The “X Apartments” initiative, organized as part of the Fast Forward Festival by the Onassis Cultural Center a couple of weeks ago, brought us face to face not just with veiled truth but also with vital lies by organizing visits to 15 homes along two separate routes for two days. The first started at the Attiki metro station and took in Kypseli. The second began in Metaxourgeio, crossed the tracks at Larissis train station and ended in the district of Kolonos. For about six hours in total, the spectator-participants were released in pairs with a detailed itinerary to meet and explore the homes of foreign and Greek residents. We asked questions and they asked questions. We chatted, we drank a liqueur in one house and had Syrian sweets in another. It all seemed fast, condensed, like a movie in fast-forward.

The concept belongs to German curator Matthias Lilienthal, the new artistic director of the Muenchner Kammerspiele, who started setting up site-specific tours of the homes of “others” in 2002. So far, the “performance” has been held in Beirut, Johannesburg and Sao Paolo in a bid to reinterpret the notions of private and public space. The Athenian installment was put together by Fast Forward Festival artistic director Katia Arfara and Anna Muelter, while the research into the city routes was conducted by Prodromos Tsinikoris. Fifteen Greek and foreign artists took part.

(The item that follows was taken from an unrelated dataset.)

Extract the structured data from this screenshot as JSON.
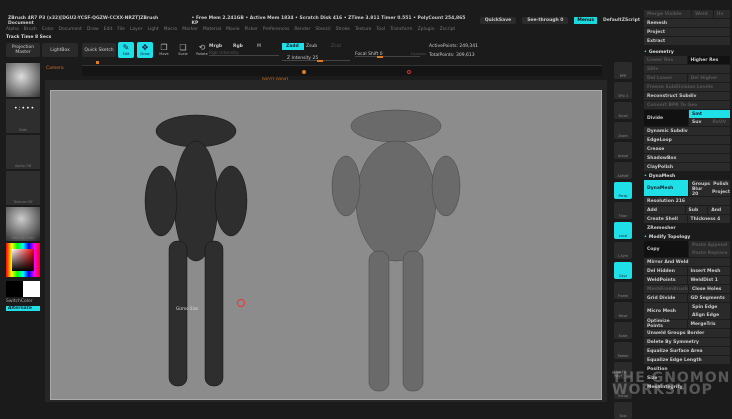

I took in both routes. I invaded people’s privacy, I smelled the smells of their homes, tasted their food, and saw many lives coexisting in one: the life of the city. I listened to people’s stories, seeing that the things which connect us – such as fear and hope – are also the things that divide us. I pondered, yet again, the limits of art, where it is truth and where it is staged.

The “X Apartments” experience moved me to my core. It made me think.

A few days later I returned alone to the apartment of Sami Hamo, a 48-year-old Syrian who had opened his home to the project. He lives with his wife and their 5-year-old daughter in Kypseli. Having spent years working in construction, his own home is well cared for and freshly painted.

“I came to Greece on January 26, 1995,” he says. “I’m an immigrant, not a refugee. I left Syria in 1992, from a Kurdish village about 80 kilometers from Aleppo, to attend university in Bulgaria. I was one of six children. I came here after Bulgaria, legally.” During our discussion he repeats that he’s legal several times, wanting to stress the point.

Sami has been out of work for two years. On the weekend he sells used items such as books and clothes in Monastiraki, rarely bringing home more than 20 euros. His landlord has allowed the family to stay without rent – so far at least – on the condition that Sami maintains the property and does any repairs needed.

“I do my best,” he says.

The television is tuned into a Kurdish channel. Sami’s wife serves me homemade biscuits and his daughter comes into the living room every so often to show off a favorite toy.

“I’ve lived in Kypseli for 10 years,” says Sami. “There’s an organization, Myrmingi, which helps people in need. I’ve been going there and helping out as well. A church gave us food for about three months but then stopped because, a woman said, we are Syrian. We were sent to another church.”

How did he feel about the “X Apartments” experience?

“It gave me so much joy and hope. You see people who care about you, how you are, what you’re doing. Around 250 people came through this house. They heard our story, asked questions. Now I miss all those nice people. I have hope for a better tomorrow. But we also have to wonder how we got to this point, where one has everything and another goes hungry. I don’t want much. Just enough to make ends meet. The little one asks for bread and can’t understand why there isn’t any. She needs for there to be bread.”